I have a BA in English Literature because it was my dream to one day be a grumpy librarian telling the kids to shh. At some point I retired to an alternate dimension instead (that part is true) where I live with my three dogs and my turtle. If I ever figure out how to get rich here, I’ll get a giraffe. 

How many books have you written? 

Way more than I have published. Everyone goes through a phase when they’re first learning and they make nothing but crap. Writers do it too. The ones with more time do it a lot. 

I did it a lot. 

Experience of the publishing process: 

In the beginning it was naturally very difficult because I had to learn how to format ebooks, instead of formatting like my book was going to print. 

Then I had to brave the dark and frightening world of finding cover art, which was really hard because so few cover artists make covers with people who look like my characters. Such cover artists barely exist. 

Your working process: 

Every day I wake up, and whatever story is on my mind, that‘s what I work on. I tend to write a lot of stories at once, so whichever series I work on depends on my mood. If I’m tired of looking at The Prince of Qorlec and want nothing more than to hurl it out a window, I work on something else. 

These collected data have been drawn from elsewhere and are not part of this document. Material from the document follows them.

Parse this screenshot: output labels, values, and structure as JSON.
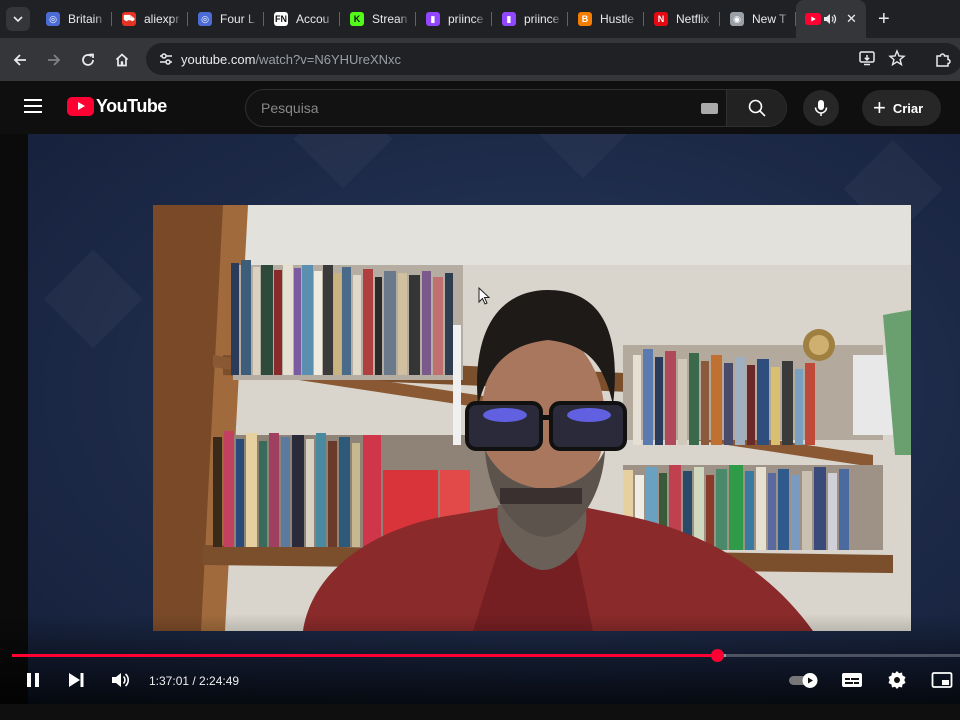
{
  "browser": {
    "tabs": [
      {
        "title": "Britain",
        "color": "#4a6cd4",
        "glyph": "◎"
      },
      {
        "title": "aliexpr",
        "color": "#e43225",
        "glyph": "⛟"
      },
      {
        "title": "Four L",
        "color": "#4a6cd4",
        "glyph": "◎"
      },
      {
        "title": "Accou",
        "color": "#ffffff",
        "glyph": "FN"
      },
      {
        "title": "Strean",
        "color": "#53fc18",
        "glyph": "K"
      },
      {
        "title": "priince",
        "color": "#9146ff",
        "glyph": "▮"
      },
      {
        "title": "priince",
        "color": "#9146ff",
        "glyph": "▮"
      },
      {
        "title": "Hustle",
        "color": "#f57d00",
        "glyph": "B"
      },
      {
        "title": "Netflix",
        "color": "#e50914",
        "glyph": "N"
      },
      {
        "title": "New T",
        "color": "#9aa0a6",
        "glyph": "◉"
      }
    ],
    "active_tab_icon": "youtube-favicon",
    "url_host": "youtube.com",
    "url_path": "/watch?v=N6YHUreXNxc"
  },
  "youtube": {
    "logo_text": "YouTube",
    "search_placeholder": "Pesquisa",
    "create_label": "Criar"
  },
  "player": {
    "current_time": "1:37:01",
    "duration": "2:24:49",
    "time_display": "1:37:01 / 2:24:49",
    "progress_fraction": 0.7435,
    "buffered_fraction": 0.7535,
    "autoplay": true,
    "state": "playing"
  },
  "colors": {
    "accent": "#ff0033",
    "chrome_bg": "#202124",
    "toolbar_bg": "#35363a",
    "yt_bg": "#0f0f0f"
  }
}
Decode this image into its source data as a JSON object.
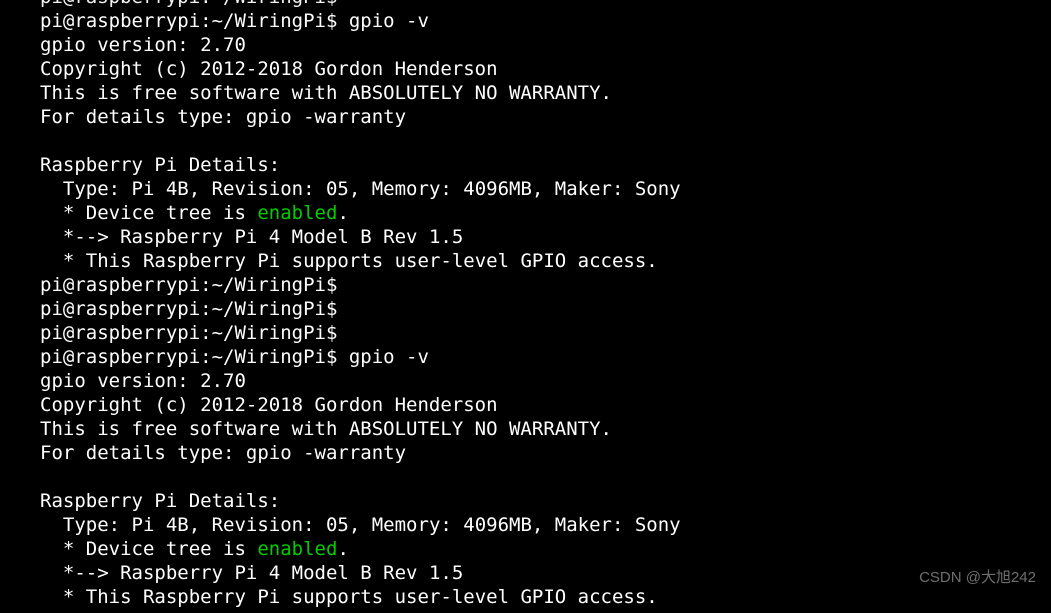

I’m really boring. I don’t have a process. 

Inspirations: 

I guess I’m expected to list some books that inspired me, but they don’t. It’s my own dreams that inspire me. I wake up with ideas all the time and later they become books. My series Dreamweaver is actually based on a weird vision I had while I was awake and working on a different book. 

Influences: 

I grew up reading things like Clive Barker’s wonderful portal-fantasy-type books. When I say I “grew up” I mean that I read them when a teenager, things like Imajica and Weaveworld.. Ironically enough, he started writing young adult fiction (Abarat) when I was an adult. So I wound up reading YA when I was older because of him. 

I’m also influenced by Shakespeare, Melville, Dostoevsky, the Bronte sisters, Ursula K. Le Guin, Dr. Suess, Frank L. Baum, Lewis Carroll, Mercedes Lackey, Michael Ende, and mostly recently, Octavia Butler. 

Do you use social media to promote your work? If so, how? 

Social media is for promoting yourself, not really your books. It’s a place to let readers get to know you and create a bond. 

I really, really don’t like social media, so I don’t use it either personally or for promotion. People can read my movie reviews and get to know me through my public diary, which I link in every book I publish. 

Advice for other Indie writers: 

Don’t give up. If you really care about writing, don’t let anyone stop you. 

Any tales of woe? 

Lots of them. Being an indie author or an author in general isn’t exactly easy. An author’s entire career is 90% rejection and now because of the internet, it’s also 90% trolling and abuse. But I won’t bore people (more) with my whining.